As a minority shareholder he sat on Lonmin’s board, and articulated views “aligned with what would be of great interest to our people”.

“Some of the good being done by the company, which is not known, happens of course because (of the views) articulated by some of the black board directors.

“There are three of us there and we are actually on the side of our people,” he said.

He said he had been greatly saddened and depressed by events at Marikana and the lives lost - and believed it marked a turning point for the mining industry.

However, it wasn’t possible to “wave a magic wand” to bring about change overnight.

“I am convinced Lonmin will be a different company after this,” he said.

“Transformation is difficult in the mining sector, it is a challenging task - but it is underway,” he said.

“The government is quite determined to see mining company’s transform.”
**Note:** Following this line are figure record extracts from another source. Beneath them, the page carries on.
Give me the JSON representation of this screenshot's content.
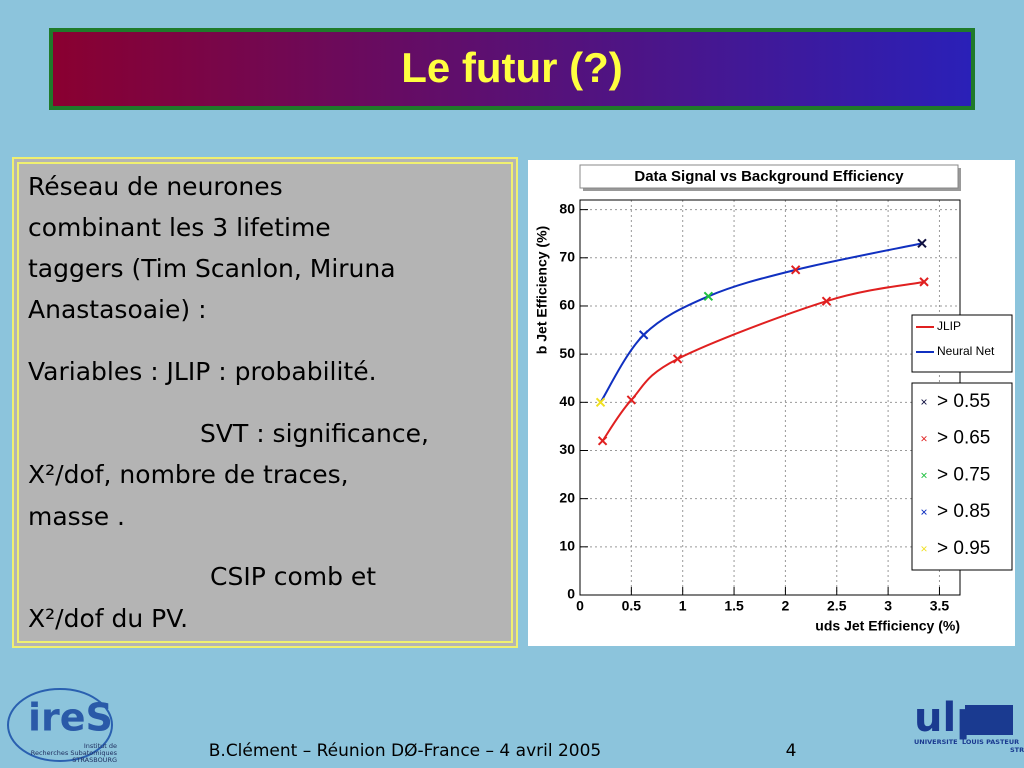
{
  "title": "Le futur (?)",
  "body": {
    "lines": [
      {
        "text": "Réseau de neurones",
        "indent": false
      },
      {
        "text": "combinant les 3 lifetime",
        "indent": false
      },
      {
        "text": "taggers (Tim Scanlon, Miruna",
        "indent": false
      },
      {
        "text": "Anastasoaie) :",
        "indent": false
      },
      {
        "text": "Variables : JLIP : probabilité.",
        "indent": false
      },
      {
        "text": "SVT : significance,",
        "indent": true
      },
      {
        "text": "X²/dof, nombre de traces,",
        "indent": false
      },
      {
        "text": "masse .",
        "indent": false
      },
      {
        "text": "CSIP comb et",
        "indent": true
      },
      {
        "text": "X²/dof du PV.",
        "indent": false
      }
    ]
  },
  "footer": {
    "text": "B.Clément – Réunion DØ-France – 4 avril 2005",
    "page": "4"
  },
  "logos": {
    "left": {
      "name": "ireS",
      "caption": [
        "Institut de",
        "Recherches Subatomiques",
        "STRASBOURG"
      ]
    },
    "right": {
      "name": "ulp",
      "caption": [
        "UNIVERSITE",
        "LOUIS PASTEUR",
        "STRASBOURG"
      ]
    }
  },
  "chart_data": {
    "type": "line",
    "title": "Data Signal vs Background Efficiency",
    "x_label": "uds Jet Efficiency (%)",
    "y_label": "b Jet Efficiency (%)",
    "xlim": [
      0,
      3.7
    ],
    "ylim": [
      0,
      82
    ],
    "xticks": [
      0,
      0.5,
      1,
      1.5,
      2,
      2.5,
      3,
      3.5
    ],
    "yticks": [
      0,
      10,
      20,
      30,
      40,
      50,
      60,
      70,
      80
    ],
    "grid": true,
    "series": [
      {
        "name": "JLIP",
        "color": "#e02020",
        "x": [
          0.22,
          0.5,
          0.95,
          2.4,
          3.35
        ],
        "values": [
          32,
          40.5,
          49,
          61,
          65
        ],
        "marker_colors": [
          "#e02020",
          "#e02020",
          "#e02020",
          "#e02020",
          "#e02020"
        ]
      },
      {
        "name": "Neural Net",
        "color": "#1030c0",
        "x": [
          0.2,
          0.62,
          1.25,
          2.1,
          3.33
        ],
        "values": [
          40,
          54,
          62,
          67.5,
          73
        ],
        "marker_colors": [
          "#f0e020",
          "#1030c0",
          "#20c040",
          "#e02020",
          "#101040"
        ]
      }
    ],
    "cuts": {
      "labels": [
        "> 0.55",
        "> 0.65",
        "> 0.75",
        "> 0.85",
        "> 0.95"
      ],
      "colors": [
        "#101040",
        "#e02020",
        "#20c040",
        "#1030c0",
        "#f0e020"
      ]
    }
  }
}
He believed workers needed and should be paid a fair wage and work under “good conditions”. Their demands were reasonable considering the work they did under dangerous conditions.

Marikana should be a “turning point where mine owners don’t opt for easy solutions, such as the living out allowance that absolved them of the responsibility of properly accommodating their workers. The migrant labour system also needed to change, he said.

Ramaphosa, who has been tipped for possible nomination as one of the ANC’s top leaders when it comes to the party’s elections at its Mangaung conference in December, took flak from a number of callers.

He also apologised for bidding millions for a buffalo bull at an auction, saying it was “a mistake” and something he regretted doing.

He said he had been chastised by some of his “good comrades” for bidding what he said was “an excessive price in a sea of poverty”.

“I apologise to people who were offended. I am humble enough to say so,” he said, adding “the damage has been done”.